SMRT Singapura Akan Investasi LRT di Wilayah Medan - Kompas.com

SMRT Singapura Akan Investasi LRT di Wilayah Medan

Kompas.com - 20/04/2017, 13:37 WIB
Wikipedia MRT Singapura.

MEDAN, KOMPAS.com - Perusahaan transportasi SMRT yang menguasai angkutan massal di Singapura akan berinvestasi dalam pembangunan angkutan massal berbasis Light Rail Transit ( LRT) di kawasan Medan-Binjai-Deliserdang-Karo.

Principal Consultant SMRT International Yeo Beng Lee usai bertemu Gubernur Sumatera Utara Erry Nuradi menjelaskan, separuh populasi di Singapura atau tiga juta orang setiap harinya menggunakan layanan LRT atau MRT.

Sebagian besar layanan angkutan massal itu dioperasikan dua operator mayoritas, salah satunya adalah SMRT.

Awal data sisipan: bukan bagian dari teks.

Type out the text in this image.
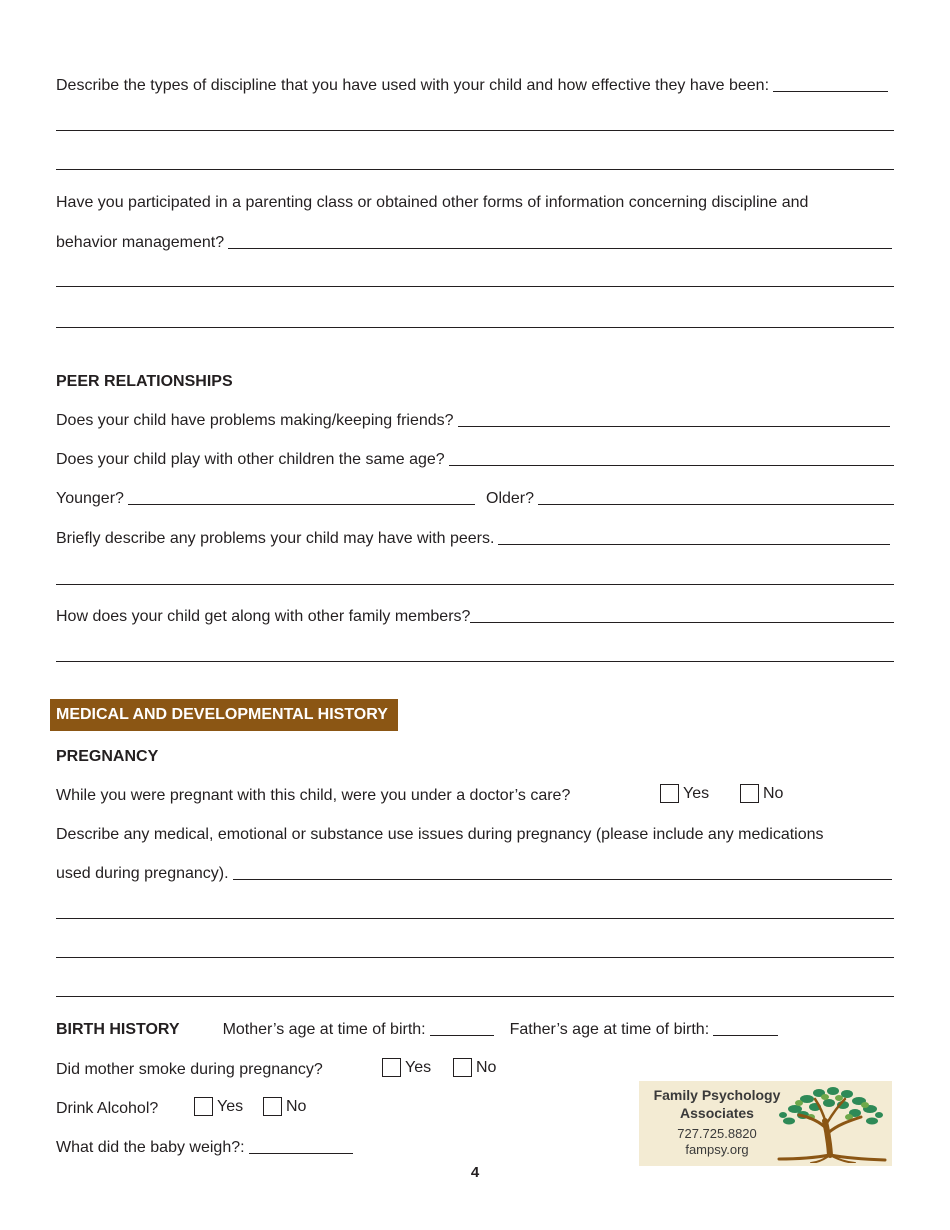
Describe the types of discipline that you have used with your child and how effective they have been:
Have you participated in a parenting class or obtained other forms of information concerning discipline and
behavior management?
PEER RELATIONSHIPS
Does your child have problems making/keeping friends?
Does your child play with other children the same age?
Younger?	Older?
Briefly describe any problems your child may have with peers.
How does your child get along with other family members?
MEDICAL AND DEVELOPMENTAL HISTORY
PREGNANCY
While you were pregnant with this child, were you under a doctor’s care?	Yes	No
Describe any medical, emotional or substance use issues during pregnancy (please include any medications
used during pregnancy).
BIRTH HISTORY	Mother’s age at time of birth:	Father’s age at time of birth:
Did mother smoke during pregnancy?	Yes	No
Drink Alcohol?	Yes	No
What did the baby weigh?:
Family Psychology
Associates
727.725.8820
fampsy.org
4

“Kami sudah berpengalaman lebih dari 30 tahun dan menjadi operator sejak 1987 di Sungapura. Awalnya kami dibantu perusahaan lain dalam pembangunan, pengoperasian dan perawatan. Sekarang sudah melakukannya sendiri,” kata Lee di Medan, Rabu (19/4/2017).

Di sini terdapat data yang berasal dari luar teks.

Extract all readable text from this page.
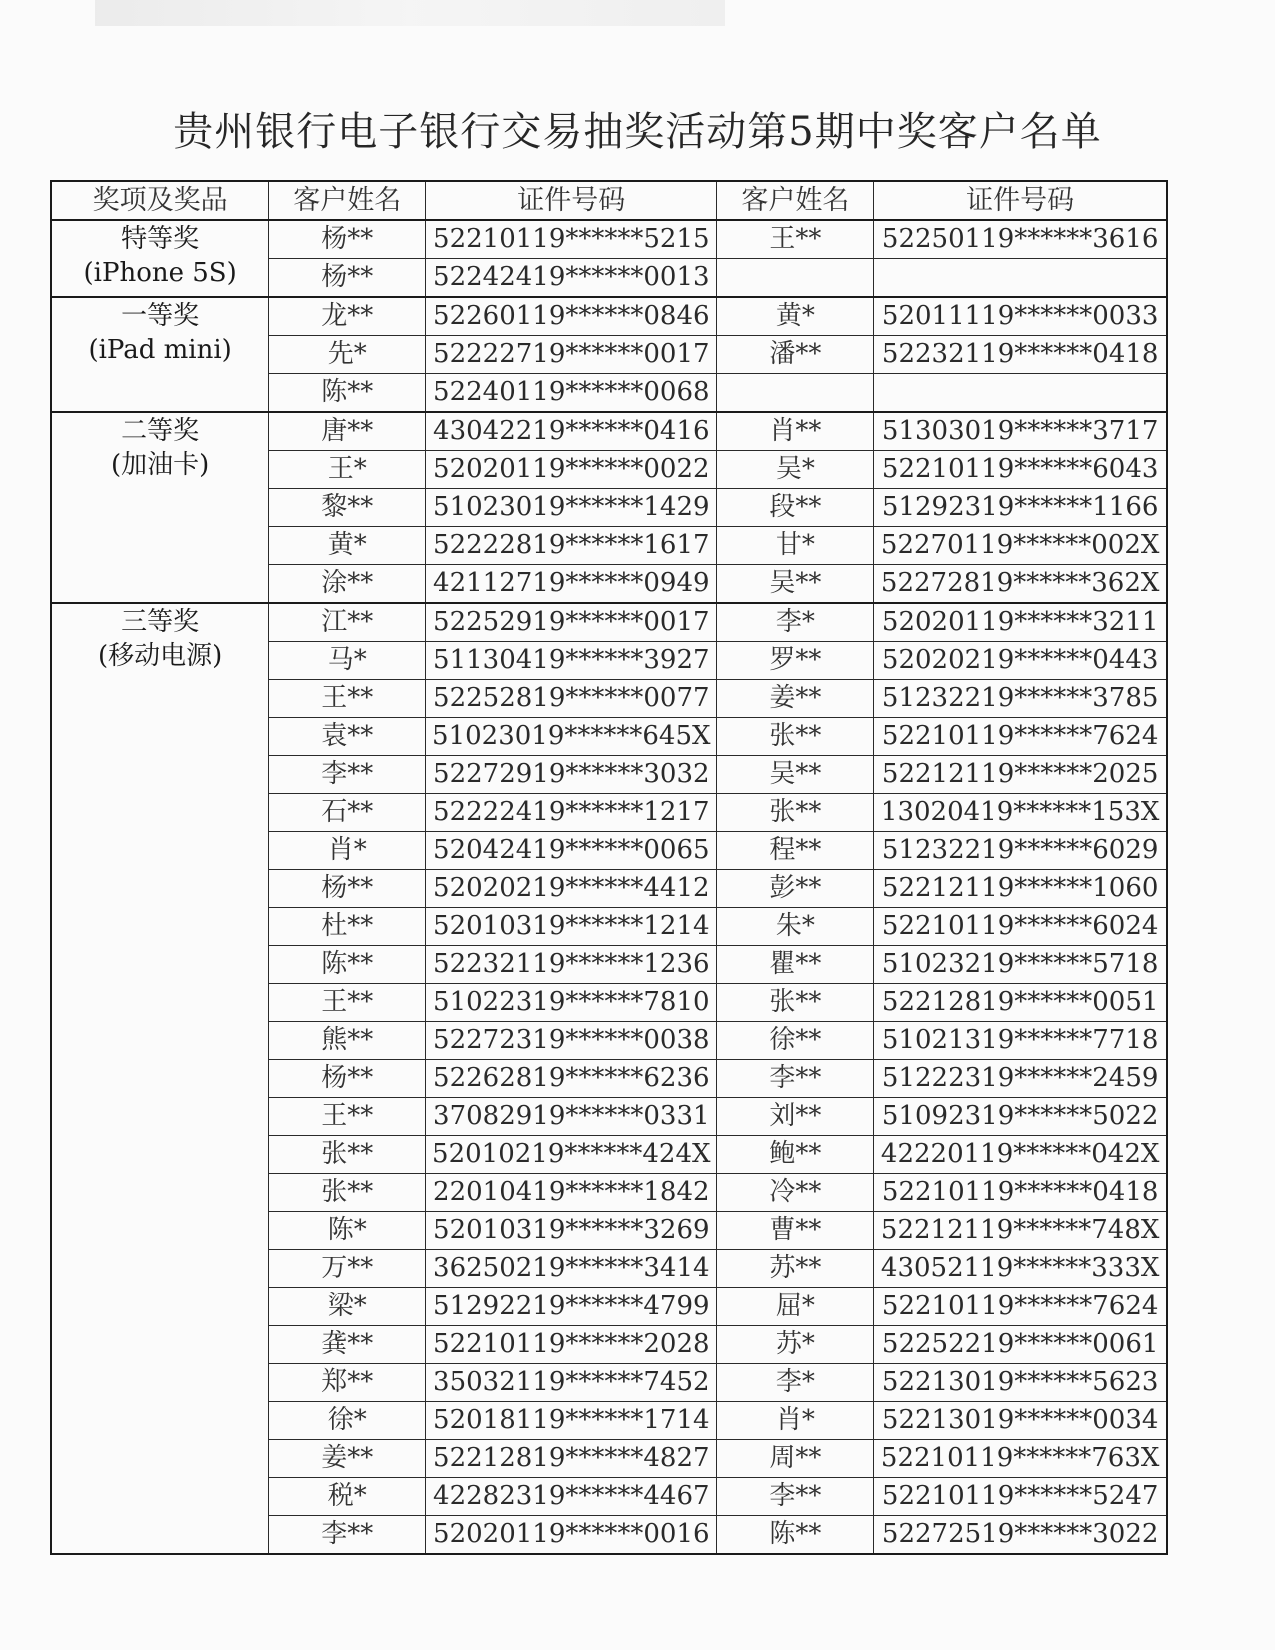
贵州银行电子银行交易抽奖活动第5期中奖客户名单
奖项及奖品	客户姓名	证件号码	客户姓名	证件号码

特等奖
(iPhone 5S)	杨**	52210119******5215	王**	52250119******3616
	杨**	52242419******0013		

一等奖
(iPad mini)	龙**	52260119******0846	黄*	52011119******0033
	先*	52222719******0017	潘**	52232119******0418
	陈**	52240119******0068		

二等奖
(加油卡)	唐**	43042219******0416	肖**	51303019******3717
	王*	52020119******0022	吴*	52210119******6043
	黎**	51023019******1429	段**	51292319******1166
	黄*	52222819******1617	甘*	52270119******002X
	涂**	42112719******0949	吴**	52272819******362X

三等奖
(移动电源)	江**	52252919******0017	李*	52020119******3211
	马*	51130419******3927	罗**	52020219******0443
	王**	52252819******0077	姜**	51232219******3785
	袁**	51023019******645X	张**	52210119******7624
	李**	52272919******3032	吴**	52212119******2025
	石**	52222419******1217	张**	13020419******153X
	肖*	52042419******0065	程**	51232219******6029
	杨**	52020219******4412	彭**	52212119******1060
	杜**	52010319******1214	朱*	52210119******6024
	陈**	52232119******1236	瞿**	51023219******5718
	王**	51022319******7810	张**	52212819******0051
	熊**	52272319******0038	徐**	51021319******7718
	杨**	52262819******6236	李**	51222319******2459
	王**	37082919******0331	刘**	51092319******5022
	张**	52010219******424X	鲍**	42220119******042X
	张**	22010419******1842	冷**	52210119******0418
	陈*	52010319******3269	曹**	52212119******748X
	万**	36250219******3414	苏**	43052119******333X
	梁*	51292219******4799	屈*	52210119******7624
	龚**	52210119******2028	苏*	52252219******0061
	郑**	35032119******7452	李*	52213019******5623
	徐*	52018119******1714	肖*	52213019******0034
	姜**	52212819******4827	周**	52210119******763X
	税*	42282319******4467	李**	52210119******5247
	李**	52020119******0016	陈**	52272519******3022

Saat ini SMRT menyediakan layanan bidang transportasi railsystem, bus, taxi, periklanan, media dan penyewaan gedung.

Lee bilang, pihaknya juga akan membangun LRT di Bandung dan saat ini dalam tahap persiapan pembangunan.

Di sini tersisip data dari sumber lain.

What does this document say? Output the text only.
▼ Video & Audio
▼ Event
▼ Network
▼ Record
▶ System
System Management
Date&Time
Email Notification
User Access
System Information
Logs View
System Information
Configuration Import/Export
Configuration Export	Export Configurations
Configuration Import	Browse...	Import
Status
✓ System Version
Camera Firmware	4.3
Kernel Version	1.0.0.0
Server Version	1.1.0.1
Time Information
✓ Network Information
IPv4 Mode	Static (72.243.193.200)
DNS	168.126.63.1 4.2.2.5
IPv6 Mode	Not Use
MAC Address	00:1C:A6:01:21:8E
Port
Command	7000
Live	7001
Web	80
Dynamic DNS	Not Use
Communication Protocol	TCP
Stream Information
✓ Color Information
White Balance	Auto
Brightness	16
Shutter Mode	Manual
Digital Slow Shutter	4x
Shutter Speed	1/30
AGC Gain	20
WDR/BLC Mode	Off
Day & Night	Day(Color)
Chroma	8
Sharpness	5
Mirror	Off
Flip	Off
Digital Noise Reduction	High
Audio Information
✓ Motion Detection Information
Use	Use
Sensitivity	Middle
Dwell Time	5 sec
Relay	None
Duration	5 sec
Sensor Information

Sementara itu Erry Nuradi mengatakan, pengembangan kawasan perkotaan Medan-Binjai-Deliserdang-Karo memerlukan dukungan sarana transportasi yang memadai. LRT dan MRT dapat menjadi moda transportasi massal andalan untuk mengatasi persoalan tersebut.

Saat ini sudah ada beberapa perusahaan yang tertarik berinvestasi di bidang tranportasi massal di Sumut yakni PT Medan Metropolitan Monorel yang telah menyusun dan menyampaikan pra studi kelayakan pembangunan monorel di kawasan tersebut.

"Sementara Kota Medan juga sudah menyusun studi kelayakan pembangunan LRT Kota Medan yang diusulkan sebagai proyek strategis nasional. Nantiya akan ada integrasi pembangunan antara LRT Medan dengan LRT Mebidangro melalui pembangunan stasiun terintegrasi," pungkas Erry.